Without having seen the video (I’ve tried but the TMZ site is overloaded and they shut the YouTube site down) My guess is the phone belonged to a woman who was scrambling to find it in her purse after it went off.

Kudos to Craig and Jackman for managing to work a rude interruption into the texture of their play. Stars everywhere are having to compete for the attention of the members of their audiences with cell phones, IPODS, TREOS and people who just don’t have the courtesy to stop talking once the lights go down. If you listen to the recording of Tori Amos playing Little Earthquakes at a concert in Montreal, you can hear her stop in the middle and scold some members of the audience who are talking rather than listening.
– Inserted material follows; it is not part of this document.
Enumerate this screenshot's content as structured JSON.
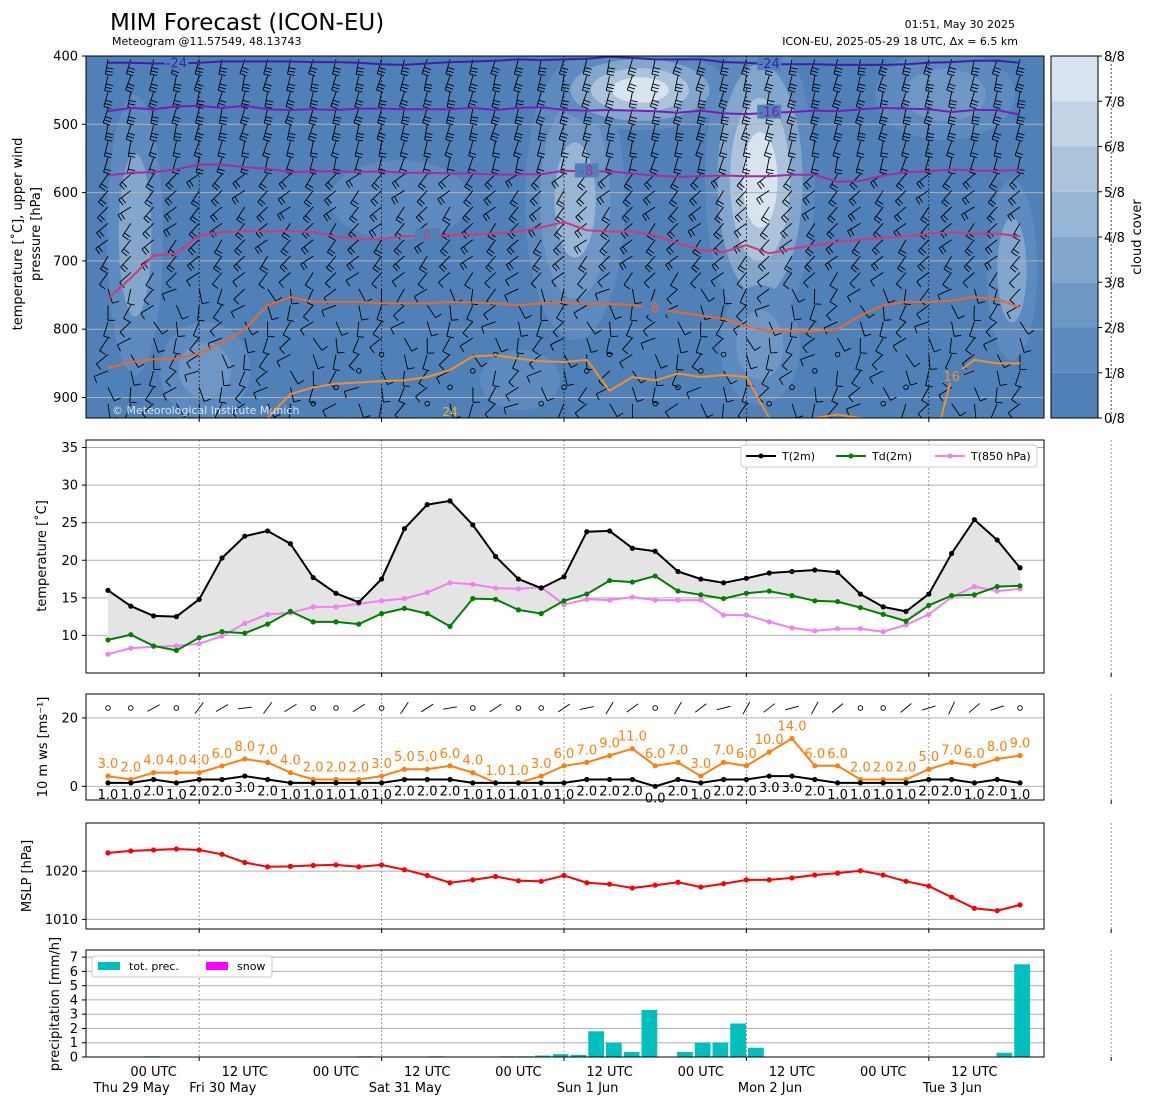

Bill and I went to see a Neal Diamond concert a few years ago that was completely ruined for us by the guy sitting behind us who loudly screamed along with Diamond on every song, completely drowning out the voice we had paid big bucks to hear.

I have a theory that a lot of this decline in civility started with the advent of videotapes. It used to be that people could only see movies in theaters, or wait several years for them to be shown on television. However, when people started being able to watch nearly first run movies in the comfort of their own home, they could make as much noise as they wanted. If you missed something someone said because your mother called on the phone, no problem. Just stop and rewind. If you wanted to shout out whodunnit halfway through the video, no problem. If you wanted to stand up and dance around the living room while John Travolta and Olivia Newton John were singing on screen, no problem.

Thanks to the ability to watch movies and concerts in the comfort of our own homes, we have forgotten how to act when we are out in public, sitting in an auditorium with other people who have paid a lot of money to see the same show we are seeing. We’re used to talking, listening to our IPODS, dancing, pausing the action, rewinding, restarting and in essence doing whatever we want while the show is playing. We’ve lost sight of the fact that in live theater, there is no pause button.